For text-based PDFs, Docling was employed to generate consistent markdown output, reduce noise, preserve core document structure (headings, subsections), and provide homogenized results across large batches.

In cases requiring OCR, markdown conversion occurred in the second stage of the processing pipeline.

3.4 OCR, Cleaning, and Homogenization via GlossAPI

The final stages of processing were performed using a customized GlossAPI pipeline designed to run in a highly parallelized GPU environment to drastically reduce total processing time.
Four NVIDIA A10G GPUs were used for this purpose.
All processing (except scraping) was executed on an AWS g5.12xlarge instance, which supported concurrent OCR, markdown conversion, and data cleaning.

3.5 Quality Assurance

Quality assurance procedures included sample-based OCR accuracy measurement, detection and correction of encoding errors, metadata consistency checks, tokenization stability evaluation, and verification of markdown uniformity.
The combined use of Docling and DeepSeek OCR led to significantly improved overall quality.
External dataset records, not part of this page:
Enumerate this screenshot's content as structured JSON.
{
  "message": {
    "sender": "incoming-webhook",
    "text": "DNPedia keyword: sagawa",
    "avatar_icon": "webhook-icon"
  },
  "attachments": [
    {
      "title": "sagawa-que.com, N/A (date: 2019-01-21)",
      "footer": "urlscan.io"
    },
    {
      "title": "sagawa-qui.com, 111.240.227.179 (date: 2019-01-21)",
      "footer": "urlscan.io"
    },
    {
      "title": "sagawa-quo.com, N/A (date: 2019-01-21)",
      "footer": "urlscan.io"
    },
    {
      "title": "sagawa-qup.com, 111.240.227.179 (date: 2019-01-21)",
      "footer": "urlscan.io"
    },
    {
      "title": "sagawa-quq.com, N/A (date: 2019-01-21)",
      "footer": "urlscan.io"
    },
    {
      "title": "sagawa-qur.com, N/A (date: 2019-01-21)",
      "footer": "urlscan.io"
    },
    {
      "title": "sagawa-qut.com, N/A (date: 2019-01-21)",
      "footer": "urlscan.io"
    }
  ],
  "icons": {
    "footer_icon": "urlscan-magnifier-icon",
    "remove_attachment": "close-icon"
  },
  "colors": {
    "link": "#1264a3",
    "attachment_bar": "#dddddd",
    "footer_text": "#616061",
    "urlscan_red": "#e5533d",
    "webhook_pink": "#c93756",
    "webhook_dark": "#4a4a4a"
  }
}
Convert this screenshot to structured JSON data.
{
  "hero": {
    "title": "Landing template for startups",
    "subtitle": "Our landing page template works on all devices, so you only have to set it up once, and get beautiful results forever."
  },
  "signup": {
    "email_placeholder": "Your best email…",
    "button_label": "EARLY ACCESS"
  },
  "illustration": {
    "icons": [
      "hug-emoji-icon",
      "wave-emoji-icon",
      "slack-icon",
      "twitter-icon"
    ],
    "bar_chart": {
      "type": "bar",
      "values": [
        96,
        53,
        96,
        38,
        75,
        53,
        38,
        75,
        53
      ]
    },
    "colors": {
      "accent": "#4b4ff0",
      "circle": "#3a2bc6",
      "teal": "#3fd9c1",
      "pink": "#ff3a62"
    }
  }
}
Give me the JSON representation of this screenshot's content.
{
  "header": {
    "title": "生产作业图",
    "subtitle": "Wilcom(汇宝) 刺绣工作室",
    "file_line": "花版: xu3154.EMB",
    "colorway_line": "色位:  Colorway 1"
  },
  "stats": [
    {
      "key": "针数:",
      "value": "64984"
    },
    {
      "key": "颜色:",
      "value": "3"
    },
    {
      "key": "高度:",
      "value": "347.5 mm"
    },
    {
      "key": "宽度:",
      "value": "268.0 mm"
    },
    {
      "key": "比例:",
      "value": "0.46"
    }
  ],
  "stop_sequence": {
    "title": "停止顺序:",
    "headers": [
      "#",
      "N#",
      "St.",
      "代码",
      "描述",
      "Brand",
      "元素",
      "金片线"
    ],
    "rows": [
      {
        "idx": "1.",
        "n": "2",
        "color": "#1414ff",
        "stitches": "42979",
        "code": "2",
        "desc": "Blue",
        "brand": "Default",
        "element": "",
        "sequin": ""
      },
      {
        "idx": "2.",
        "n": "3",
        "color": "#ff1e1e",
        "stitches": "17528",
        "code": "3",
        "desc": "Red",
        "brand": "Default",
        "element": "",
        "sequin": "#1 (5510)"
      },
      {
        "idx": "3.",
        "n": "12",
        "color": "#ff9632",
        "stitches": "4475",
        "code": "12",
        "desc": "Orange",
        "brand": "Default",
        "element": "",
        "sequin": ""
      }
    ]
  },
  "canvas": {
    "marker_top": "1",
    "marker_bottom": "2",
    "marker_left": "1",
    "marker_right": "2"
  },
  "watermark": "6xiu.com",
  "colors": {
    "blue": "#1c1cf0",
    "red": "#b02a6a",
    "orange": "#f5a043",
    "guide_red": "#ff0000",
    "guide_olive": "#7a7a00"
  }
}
4. Repository Hosting the Academic Knowledge Corpus

The glossAPI team has recently initiated a collaboration with the Mozilla Foundation to support the hosting and distribution of Greek AI-ready datasets. As part of this collaboration, the Mozilla Data Collective will host a dedicated subset of the dataset, specifically the PhD Theses Corpus (PTC).

5. Limitations and Future Research

This first attempt to construct the Academic Knowledge Corpus presented certain limitations. Some entries lacked complete licensing information, restricting the full public release of the corpus. In addition, several older PDFs suffered from quality degradation, affecting OCR performance. Finally, the thematic distribution naturally reflects the academic output of Greek universities and is therefore not uniformly balanced.

5.1 Future Research

The current effort to assemble a unified, homogenized, and technically refined corpus of Greek doctoral dissertations lays the groundwork for a continuously evolving data ecosystem that can expand in multiple directions.

Future developments may include enriching the corpus with additional types of academic texts. Incorporating further scholarly material could significantly increase coverage of Greek academic output and generate data volumes suitable for training large-scale language models.

The corpus already serves as a critical resource for LLM training. Future research may explore optimal tokenization strategies for scientific discourse, as well as investigate how different data subsets influence model performance across tasks such as summarization, entity extraction, and question answering (QA).